The other thing is that I don't really want everything be the same as it has been when I'm back to normal. I know it is just my nature, but it seeems I have been always in a hurry, always multi-tasking and always working in one form or another. I feel so internally driven, and no matter what I do it is never good enough. If you know me, you know these are chronic tendencies I have had most of my adult life. With the nursing job and then my feet hurting all the time I just had to stop for a while. I was working the 3 days then exercising 3 days on my days off ( I want to stay fit at least for the health benefits and to keep from gaining more of that middle aged tummy but it was killing me to keep up)i've been feeling like I was trying to make bricks with no straw (that was Mike's analysis of the situation). I really wanted to be a nurse but there is so much pressure and stress involved working on a hospital floor
I have enjoyed not being under so much pressure the past few weeks. However,when I am home a lot, I often revert to thinking about decorating the house and about how I look. I don't believe these are bad in themselves if in moderation but I believe theswe areas can become almost OCDish for me. I get fixated on some thing and I almost have to get it finished or figured out before I can stop either doing something about it( even if my foot is killing me) or thinking about it. And aboutmy looks, I start the day feeling OK about myself but then if I go to a store and look in a mirror I hate what I see.

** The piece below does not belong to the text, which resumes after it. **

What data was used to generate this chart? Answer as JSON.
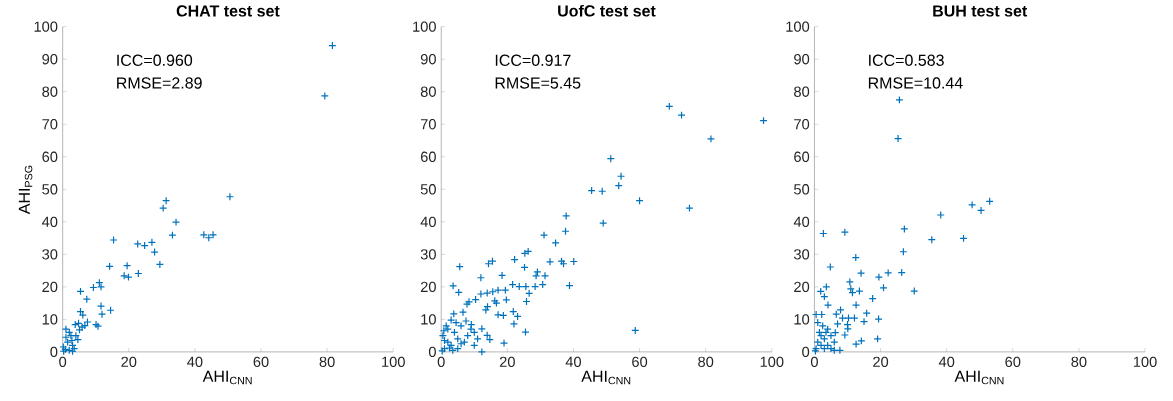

It happened today. What am I supposed to be to be good enough? people tell me I'm cute and small but I feel so dumpy and stupid for not being able to look better. Where are Stacy and Clinton when you need them?
.
You might think I haven't been seeing enough people but actually I've been seeing lots of people I haven't been able to when working. Actually, many parts of being laid low have been just what I needed. I just need to figure out how to do things differently when it all cranks up again. It has just been 2 frustrating days. I do better with structured time so working is good for me on that note.
These felings I've had make me think of the people who have been my patients with very serious injuries and how they must feel at times. also i have found out the percocet is better than vicodin for paon! Maybe I will be a better nurse when i do go back.

So there's my junk, I feel better now. Thank God we have a savior!!.